说完,苏漾见容湛敛着眸光,俊容阴沉,情绪也是晦暗不明,红唇不由的抿成了一条直线。
“要是不能确定,你可以去问问羲羲,晕倒那天发生的事情。”
苏漾微愣,他刚刚的沉默不是在质疑自己话的真假,是在把她的话结合到容羲那天晕倒的事情上。
“好。”
走到猫房,苏漾刚将门打开,一个白色的影子突然窜了出来,一低头,白月已经乖乖巧巧可可爱爱的坐在了她的脚边,正抬着它那张甜美可爱的脸‘喵喵’的叫着。
容湛在看到它时,幽邃的眸底升起明显的惧意,步伐下意识往苏漾身边退去,本能的抓住了她的胳膊,呼吸声瞬间都停滞住了。
苏漾只觉得自己的胳膊好像被什么猛兽咬住了般,动弹不得。
看着他那副“花容失色”的样子,苏漾抬手掩唇失笑,三个月了,他还是没能适应白月和千岁的存在。
只不过比刚开始要好多了,现在明显能和他们两个稍微拉近一些距离了。
“你先过去忙吧,一个星期没回来,这小家伙肯定会很粘我。”
“嗯……”
容湛稳了稳心神,看着白月试探性的挪动了下脚步,见白月一直盯着她,便快步过了玄关,去了书房。

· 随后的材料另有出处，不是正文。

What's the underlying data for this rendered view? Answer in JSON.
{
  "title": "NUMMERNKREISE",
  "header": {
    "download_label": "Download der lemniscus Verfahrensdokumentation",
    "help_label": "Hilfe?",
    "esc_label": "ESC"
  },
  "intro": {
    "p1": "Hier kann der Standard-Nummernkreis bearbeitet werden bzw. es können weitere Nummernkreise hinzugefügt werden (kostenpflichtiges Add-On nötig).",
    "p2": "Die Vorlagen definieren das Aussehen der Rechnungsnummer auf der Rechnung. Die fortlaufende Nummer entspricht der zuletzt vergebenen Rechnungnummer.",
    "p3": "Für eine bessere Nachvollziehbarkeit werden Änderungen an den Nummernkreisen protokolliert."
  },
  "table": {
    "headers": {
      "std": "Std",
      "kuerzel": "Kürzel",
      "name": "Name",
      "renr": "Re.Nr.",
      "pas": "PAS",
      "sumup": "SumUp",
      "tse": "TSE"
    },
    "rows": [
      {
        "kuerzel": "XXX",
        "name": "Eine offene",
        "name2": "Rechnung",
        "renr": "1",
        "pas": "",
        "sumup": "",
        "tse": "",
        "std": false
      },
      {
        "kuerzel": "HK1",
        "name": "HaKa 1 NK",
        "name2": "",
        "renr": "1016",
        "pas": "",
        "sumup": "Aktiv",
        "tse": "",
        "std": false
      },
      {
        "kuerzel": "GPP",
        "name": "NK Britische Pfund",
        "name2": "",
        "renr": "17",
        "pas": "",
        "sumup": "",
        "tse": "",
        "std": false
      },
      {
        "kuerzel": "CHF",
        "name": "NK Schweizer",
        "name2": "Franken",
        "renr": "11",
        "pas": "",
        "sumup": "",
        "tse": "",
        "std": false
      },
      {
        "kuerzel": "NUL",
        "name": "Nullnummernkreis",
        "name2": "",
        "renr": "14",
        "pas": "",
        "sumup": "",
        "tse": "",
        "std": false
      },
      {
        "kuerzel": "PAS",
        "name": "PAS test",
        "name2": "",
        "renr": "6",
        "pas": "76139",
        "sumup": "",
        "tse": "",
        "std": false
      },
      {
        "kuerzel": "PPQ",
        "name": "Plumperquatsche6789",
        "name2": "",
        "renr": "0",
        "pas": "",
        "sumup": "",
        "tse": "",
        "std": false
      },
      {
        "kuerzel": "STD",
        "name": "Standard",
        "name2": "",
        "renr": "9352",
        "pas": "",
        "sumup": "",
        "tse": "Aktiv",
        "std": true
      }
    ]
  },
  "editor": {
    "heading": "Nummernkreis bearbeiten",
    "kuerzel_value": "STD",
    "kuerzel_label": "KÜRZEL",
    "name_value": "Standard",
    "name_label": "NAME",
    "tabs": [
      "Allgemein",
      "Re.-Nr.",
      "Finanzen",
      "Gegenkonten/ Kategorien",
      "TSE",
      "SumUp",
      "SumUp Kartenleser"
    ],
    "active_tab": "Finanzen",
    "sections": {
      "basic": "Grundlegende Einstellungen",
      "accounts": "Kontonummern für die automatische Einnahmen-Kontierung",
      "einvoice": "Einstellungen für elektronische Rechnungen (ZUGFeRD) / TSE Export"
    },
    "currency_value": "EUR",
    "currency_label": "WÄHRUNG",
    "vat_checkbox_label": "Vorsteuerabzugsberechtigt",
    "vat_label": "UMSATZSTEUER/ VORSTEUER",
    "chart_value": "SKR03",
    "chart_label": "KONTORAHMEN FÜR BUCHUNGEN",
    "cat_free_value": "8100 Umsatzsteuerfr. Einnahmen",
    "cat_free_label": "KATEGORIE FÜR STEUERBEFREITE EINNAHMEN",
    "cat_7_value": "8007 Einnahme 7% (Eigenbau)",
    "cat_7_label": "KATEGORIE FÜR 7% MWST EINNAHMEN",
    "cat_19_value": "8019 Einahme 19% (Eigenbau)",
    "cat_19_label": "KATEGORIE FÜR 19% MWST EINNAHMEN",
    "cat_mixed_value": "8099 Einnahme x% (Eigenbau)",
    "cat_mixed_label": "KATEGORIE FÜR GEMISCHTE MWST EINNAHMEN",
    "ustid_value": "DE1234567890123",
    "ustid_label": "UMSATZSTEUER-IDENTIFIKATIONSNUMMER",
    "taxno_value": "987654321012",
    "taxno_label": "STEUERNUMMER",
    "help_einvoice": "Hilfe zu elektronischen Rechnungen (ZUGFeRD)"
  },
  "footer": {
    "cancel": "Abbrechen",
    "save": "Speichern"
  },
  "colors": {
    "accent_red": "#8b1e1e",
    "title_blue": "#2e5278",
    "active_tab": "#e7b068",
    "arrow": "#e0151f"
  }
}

苏漾弯身将白月抱起来,摸了摸她的下巴,宠溺的和她贴了贴,走进去,就看见千岁正悠哉的躺在落地窗上的吊床上,尾巴垂直落下。
看到他这个模样,在和仙女般的花染放在一块对比了下。
苏漾皱起了眉,忽然觉得,花染见了千岁后,说不定就不想渡这个情劫了。
这委实是高攀了啊!
她内心五味杂陈,逆子不争气,除了吃就是睡,她这‘老母亲’表示深深的担忧啊!
“你回来了。”千岁侧头,正好将苏漾那一言难尽的表情收入眼底,从吊床上跳下来,伸了个懒腰,打了个哈欠:“一个星期没见,你这什么表情?”